Cornwall Council supports The Royal British Legion’s campaign ‘Count them in’

At today’s full council, I submitted a motion that would lend Cornwall Council support to The Royal British Legion ‘Count them in’ campaign which calls the Government to include a new topic in the 2021 census. The motion is as:

This Council notes

  1. The obligations it owes to the Armed Forces community within Cornwall as enshrined in the Armed Forces Covenant; that the Armed Forces community should not face disadvantage in the provision of services and that special consideration is appropriate in some cases, especially for those who have given the most;
  2. The absence of the definitive and comprehensive statistics on the size or demographics of the Armed Forces community within Cornwall Council.
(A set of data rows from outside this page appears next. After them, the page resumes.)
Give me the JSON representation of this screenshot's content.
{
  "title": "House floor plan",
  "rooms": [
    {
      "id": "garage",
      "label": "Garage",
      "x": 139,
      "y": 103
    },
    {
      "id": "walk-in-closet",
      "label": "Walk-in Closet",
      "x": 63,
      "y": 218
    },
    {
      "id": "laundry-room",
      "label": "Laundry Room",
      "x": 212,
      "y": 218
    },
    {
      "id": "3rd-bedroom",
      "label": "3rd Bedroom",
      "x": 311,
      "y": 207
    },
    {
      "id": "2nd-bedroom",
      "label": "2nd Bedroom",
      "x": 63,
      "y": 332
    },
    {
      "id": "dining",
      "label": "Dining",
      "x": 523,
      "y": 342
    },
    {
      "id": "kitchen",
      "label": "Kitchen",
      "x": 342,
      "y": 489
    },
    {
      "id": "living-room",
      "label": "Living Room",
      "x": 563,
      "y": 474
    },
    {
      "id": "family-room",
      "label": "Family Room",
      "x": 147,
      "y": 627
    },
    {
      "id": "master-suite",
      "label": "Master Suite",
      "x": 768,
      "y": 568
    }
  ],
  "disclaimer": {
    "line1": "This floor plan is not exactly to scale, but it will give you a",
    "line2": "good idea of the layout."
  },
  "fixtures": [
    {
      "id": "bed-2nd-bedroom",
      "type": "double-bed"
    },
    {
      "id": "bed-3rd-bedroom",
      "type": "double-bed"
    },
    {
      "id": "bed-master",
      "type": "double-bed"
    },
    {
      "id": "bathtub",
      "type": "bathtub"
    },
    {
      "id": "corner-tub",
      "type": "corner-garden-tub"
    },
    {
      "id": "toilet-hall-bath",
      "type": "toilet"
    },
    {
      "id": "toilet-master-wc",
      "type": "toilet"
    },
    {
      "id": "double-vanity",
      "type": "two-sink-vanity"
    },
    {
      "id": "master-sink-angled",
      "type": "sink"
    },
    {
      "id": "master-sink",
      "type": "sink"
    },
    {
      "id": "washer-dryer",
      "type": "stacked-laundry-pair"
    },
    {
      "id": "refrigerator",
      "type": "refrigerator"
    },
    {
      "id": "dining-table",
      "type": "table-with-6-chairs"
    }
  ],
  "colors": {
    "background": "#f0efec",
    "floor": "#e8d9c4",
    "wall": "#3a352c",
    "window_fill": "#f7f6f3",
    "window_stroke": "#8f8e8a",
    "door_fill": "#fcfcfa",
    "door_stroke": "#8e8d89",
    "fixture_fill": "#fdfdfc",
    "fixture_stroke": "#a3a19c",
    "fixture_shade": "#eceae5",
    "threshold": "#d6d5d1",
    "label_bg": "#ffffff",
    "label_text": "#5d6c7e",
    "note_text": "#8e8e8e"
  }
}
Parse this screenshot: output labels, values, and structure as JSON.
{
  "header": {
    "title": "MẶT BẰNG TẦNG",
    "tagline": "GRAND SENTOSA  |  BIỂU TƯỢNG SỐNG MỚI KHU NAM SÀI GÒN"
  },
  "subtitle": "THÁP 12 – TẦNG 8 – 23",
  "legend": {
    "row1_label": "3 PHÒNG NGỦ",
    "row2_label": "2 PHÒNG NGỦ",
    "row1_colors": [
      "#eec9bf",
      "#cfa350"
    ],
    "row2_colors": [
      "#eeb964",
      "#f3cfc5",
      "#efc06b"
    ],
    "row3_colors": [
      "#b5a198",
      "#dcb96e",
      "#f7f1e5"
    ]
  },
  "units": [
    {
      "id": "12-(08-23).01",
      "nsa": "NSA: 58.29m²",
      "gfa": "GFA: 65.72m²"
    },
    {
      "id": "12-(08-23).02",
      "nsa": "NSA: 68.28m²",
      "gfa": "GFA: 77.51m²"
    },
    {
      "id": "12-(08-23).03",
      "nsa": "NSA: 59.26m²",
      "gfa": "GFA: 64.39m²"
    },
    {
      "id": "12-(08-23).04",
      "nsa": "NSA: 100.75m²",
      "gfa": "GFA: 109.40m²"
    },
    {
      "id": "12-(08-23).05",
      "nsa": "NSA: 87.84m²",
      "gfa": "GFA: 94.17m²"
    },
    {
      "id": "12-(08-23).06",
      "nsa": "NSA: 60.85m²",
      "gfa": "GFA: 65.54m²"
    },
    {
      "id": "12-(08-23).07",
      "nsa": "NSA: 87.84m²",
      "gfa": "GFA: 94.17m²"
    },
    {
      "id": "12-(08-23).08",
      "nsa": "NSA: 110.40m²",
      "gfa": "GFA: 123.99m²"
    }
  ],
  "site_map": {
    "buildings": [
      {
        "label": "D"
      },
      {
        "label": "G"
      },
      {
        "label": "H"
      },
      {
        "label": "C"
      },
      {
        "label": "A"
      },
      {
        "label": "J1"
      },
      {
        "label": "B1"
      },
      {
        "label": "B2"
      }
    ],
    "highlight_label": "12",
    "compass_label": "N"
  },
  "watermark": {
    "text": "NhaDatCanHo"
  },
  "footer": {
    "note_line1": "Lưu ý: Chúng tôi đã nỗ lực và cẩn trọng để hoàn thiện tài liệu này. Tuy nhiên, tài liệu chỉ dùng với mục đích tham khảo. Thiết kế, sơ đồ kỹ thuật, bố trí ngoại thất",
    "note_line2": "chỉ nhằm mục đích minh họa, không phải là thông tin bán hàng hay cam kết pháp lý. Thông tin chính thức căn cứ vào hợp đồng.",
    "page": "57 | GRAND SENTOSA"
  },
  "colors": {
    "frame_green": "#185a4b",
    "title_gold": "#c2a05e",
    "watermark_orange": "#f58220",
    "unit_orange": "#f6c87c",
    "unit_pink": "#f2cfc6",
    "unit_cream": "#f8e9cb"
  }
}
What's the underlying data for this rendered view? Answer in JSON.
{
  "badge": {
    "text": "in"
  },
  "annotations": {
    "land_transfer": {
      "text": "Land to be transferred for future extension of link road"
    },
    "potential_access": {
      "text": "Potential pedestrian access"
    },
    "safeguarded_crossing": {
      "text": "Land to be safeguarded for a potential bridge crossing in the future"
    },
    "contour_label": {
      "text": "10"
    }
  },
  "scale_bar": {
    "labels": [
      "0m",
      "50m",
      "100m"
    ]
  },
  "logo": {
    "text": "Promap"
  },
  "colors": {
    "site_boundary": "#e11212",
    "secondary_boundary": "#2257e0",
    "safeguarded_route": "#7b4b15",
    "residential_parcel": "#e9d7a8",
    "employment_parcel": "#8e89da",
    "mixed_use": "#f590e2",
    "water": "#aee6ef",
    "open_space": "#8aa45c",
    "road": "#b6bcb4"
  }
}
This includes serving Regular and Reserve personnel, veterans and their families;
  3. That the availability of such data would greatly assist the Council, local partner agencies, the voluntary sector and national Government in the planning a provision of services to address the unique needs of the Armed Forces community within Cornwall Council.

In light of the above, this Council moves to support and promote The Royal British Legion’s call to include a new topic in the 2021 census that concerns military service and membership of the Armed Forces community. The motion further calls on the Government to approve the final census questionnaire through legislation in 2019.

Why is there need to have a question on the census? It is quite simple, the lack of clear data about the size and location of the Armed Forces community , including regular and reserve personnel, veterans and their families, makes it difficult for service providers to fully meet their needs.

The British Legion estimates that the Armed Forces community makes up around one in ten of the general population, with around 2.8m veterans living in the UK, along with 2.1m dependent adults, 1m dependent children and up to 290,000 “hidden” members of the ex serving community who are living in care homes etc.

Despite this large population however, the 2011 UK census only contained two questions related to the Armed Forces – one asking whether a member of the armed Forces usually lived at that address and the second whether the respondent usually lived at an Armed Forces base for over 30 days a year. This failed to collect detailed information on veterans or their dependents, and only provided limited information about reservists and dependents of those serving.

The Armed Forces Covenant, introduced by the Government, sets out how members of the Armed Forces and their families should be treated and yet we do not have the information to help achieve this. At Cornwall Council, we have updated our own version to reflect we need to do more.

I am pleased to say the vote was unanimous with no Councillor voting against this motion.